Even before the show begins, we are talking food. The cast, in chatty welcome mode, are asking members of the audience if they have had something to eat, if so, what? It is not meant to be a naming and shaming exercise, where guilty or unhealthy snacking will be held up to scorn or reproach. Food is, more or less, the first thing we think of when the word "hunger" comes into play and it is the first course in the new touring production from Company Of Wolves.

The cast - three women, two men - sit at a long table and murmur the names of stuff that makes them salivate. The humble chip gets the biggest chuckle of agreement from the audience. The title is, however, Seven Hungers. What are the others? By degrees of association the company translate one appetite into another, so that food becomes emblematic of other needs, some physical, others emotional or spiritual.

The through-line that takes us from primal states - the urge to survive, the infant's desperate dependence on its mother inside (and out) of the womb - to the sustaining intimacy of close, loving relationships is, however, less than satisfying.

Different aspects, akin to evolutionary stages, are delivered in morsels of mime or physical tusslings that rely on protracted repetition of uninspired movement. These frankly look half-baked when set alongside the thrilling vocal complexity of the sound-scape.
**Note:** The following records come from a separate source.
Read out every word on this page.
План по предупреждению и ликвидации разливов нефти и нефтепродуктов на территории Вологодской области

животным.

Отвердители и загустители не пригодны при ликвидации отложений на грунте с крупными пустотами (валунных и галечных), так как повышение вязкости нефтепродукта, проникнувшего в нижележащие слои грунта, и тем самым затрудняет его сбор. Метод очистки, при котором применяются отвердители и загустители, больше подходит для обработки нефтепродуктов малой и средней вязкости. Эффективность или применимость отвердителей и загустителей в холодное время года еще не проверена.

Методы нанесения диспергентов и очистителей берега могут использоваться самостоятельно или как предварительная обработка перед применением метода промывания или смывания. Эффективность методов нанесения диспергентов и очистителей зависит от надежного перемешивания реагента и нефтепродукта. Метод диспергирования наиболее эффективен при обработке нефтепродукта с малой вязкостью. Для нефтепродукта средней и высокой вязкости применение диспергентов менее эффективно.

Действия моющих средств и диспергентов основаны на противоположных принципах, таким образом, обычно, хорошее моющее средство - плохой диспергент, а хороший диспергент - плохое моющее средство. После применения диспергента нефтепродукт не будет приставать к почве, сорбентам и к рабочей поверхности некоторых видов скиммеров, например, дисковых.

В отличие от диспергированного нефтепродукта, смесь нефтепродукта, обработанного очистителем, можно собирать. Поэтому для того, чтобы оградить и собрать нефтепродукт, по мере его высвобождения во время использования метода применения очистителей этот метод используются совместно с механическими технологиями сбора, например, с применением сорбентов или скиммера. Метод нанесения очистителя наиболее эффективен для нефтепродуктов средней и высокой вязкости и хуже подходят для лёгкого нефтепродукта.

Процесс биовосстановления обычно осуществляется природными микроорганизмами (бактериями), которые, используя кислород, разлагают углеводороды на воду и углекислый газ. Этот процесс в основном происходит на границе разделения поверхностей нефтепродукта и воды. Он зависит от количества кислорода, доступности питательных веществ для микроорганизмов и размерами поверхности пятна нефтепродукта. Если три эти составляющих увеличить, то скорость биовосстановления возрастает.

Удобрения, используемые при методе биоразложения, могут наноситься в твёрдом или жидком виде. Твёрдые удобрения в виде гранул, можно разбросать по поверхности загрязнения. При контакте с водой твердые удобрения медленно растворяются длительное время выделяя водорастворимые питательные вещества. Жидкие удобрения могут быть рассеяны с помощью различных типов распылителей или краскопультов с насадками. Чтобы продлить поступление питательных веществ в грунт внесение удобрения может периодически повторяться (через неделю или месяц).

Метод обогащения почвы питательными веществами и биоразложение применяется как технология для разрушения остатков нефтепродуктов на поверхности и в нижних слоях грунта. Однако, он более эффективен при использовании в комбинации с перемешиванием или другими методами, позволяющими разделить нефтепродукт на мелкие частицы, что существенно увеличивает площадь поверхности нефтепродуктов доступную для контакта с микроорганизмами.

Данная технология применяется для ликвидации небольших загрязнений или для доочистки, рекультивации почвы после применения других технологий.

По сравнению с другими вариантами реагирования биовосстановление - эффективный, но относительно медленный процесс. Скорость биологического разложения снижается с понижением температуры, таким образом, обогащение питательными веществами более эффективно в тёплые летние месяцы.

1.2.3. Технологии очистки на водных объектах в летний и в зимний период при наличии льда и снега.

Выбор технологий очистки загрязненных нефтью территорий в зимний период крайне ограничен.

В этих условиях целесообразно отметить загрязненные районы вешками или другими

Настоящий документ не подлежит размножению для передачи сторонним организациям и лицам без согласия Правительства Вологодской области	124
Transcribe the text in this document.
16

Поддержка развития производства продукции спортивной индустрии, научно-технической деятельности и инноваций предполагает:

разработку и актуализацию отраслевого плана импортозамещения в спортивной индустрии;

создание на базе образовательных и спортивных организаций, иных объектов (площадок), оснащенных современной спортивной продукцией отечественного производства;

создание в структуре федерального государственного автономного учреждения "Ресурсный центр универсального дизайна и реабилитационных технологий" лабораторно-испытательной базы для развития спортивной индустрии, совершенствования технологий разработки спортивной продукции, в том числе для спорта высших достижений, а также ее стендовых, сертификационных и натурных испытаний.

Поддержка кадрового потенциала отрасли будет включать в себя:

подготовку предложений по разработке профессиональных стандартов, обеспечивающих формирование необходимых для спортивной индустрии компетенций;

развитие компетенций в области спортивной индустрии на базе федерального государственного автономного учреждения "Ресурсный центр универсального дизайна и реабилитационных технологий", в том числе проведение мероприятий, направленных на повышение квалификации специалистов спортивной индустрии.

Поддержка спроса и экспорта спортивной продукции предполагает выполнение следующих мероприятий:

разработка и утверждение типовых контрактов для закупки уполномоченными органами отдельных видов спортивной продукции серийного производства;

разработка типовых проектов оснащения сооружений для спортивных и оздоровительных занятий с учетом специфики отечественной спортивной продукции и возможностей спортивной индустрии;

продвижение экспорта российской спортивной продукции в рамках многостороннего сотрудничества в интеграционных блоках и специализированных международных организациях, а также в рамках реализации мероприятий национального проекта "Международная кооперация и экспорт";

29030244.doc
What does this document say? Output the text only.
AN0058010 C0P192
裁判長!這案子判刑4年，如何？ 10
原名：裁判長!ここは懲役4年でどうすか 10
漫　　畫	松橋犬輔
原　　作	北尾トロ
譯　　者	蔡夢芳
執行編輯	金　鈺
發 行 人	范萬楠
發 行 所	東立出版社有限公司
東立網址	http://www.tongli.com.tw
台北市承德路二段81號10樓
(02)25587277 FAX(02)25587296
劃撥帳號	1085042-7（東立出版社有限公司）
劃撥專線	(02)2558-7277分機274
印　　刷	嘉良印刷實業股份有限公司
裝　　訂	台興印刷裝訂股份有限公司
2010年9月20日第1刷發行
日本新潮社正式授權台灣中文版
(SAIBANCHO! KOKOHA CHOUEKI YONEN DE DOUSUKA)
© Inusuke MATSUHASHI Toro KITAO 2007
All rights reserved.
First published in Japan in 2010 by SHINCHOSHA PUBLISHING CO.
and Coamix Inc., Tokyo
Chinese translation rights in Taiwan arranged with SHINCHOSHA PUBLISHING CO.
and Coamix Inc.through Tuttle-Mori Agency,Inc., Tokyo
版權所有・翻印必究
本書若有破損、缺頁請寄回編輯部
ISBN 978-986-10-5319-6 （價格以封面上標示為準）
Company director and co-founder, Ewan Downie, has worked with the award-winning Polish ensemble, Song Of The Goat, so too has musical director Anna Porubcansky: it shows - or rather it sings. There is no translation or notes on the traditional songs from Circassia, Chechnya and Ukraine but there is no need for either.

Our ears and our hearts can grasp the longing, the loss and, yes, the hunger - be it for homeland, for family, or for a sweetheart left behind - that rises from the throats of the performers.

Where the movement lacked expressive depths, the music more than compensated with a richness and intensity that left you hungering for more of it.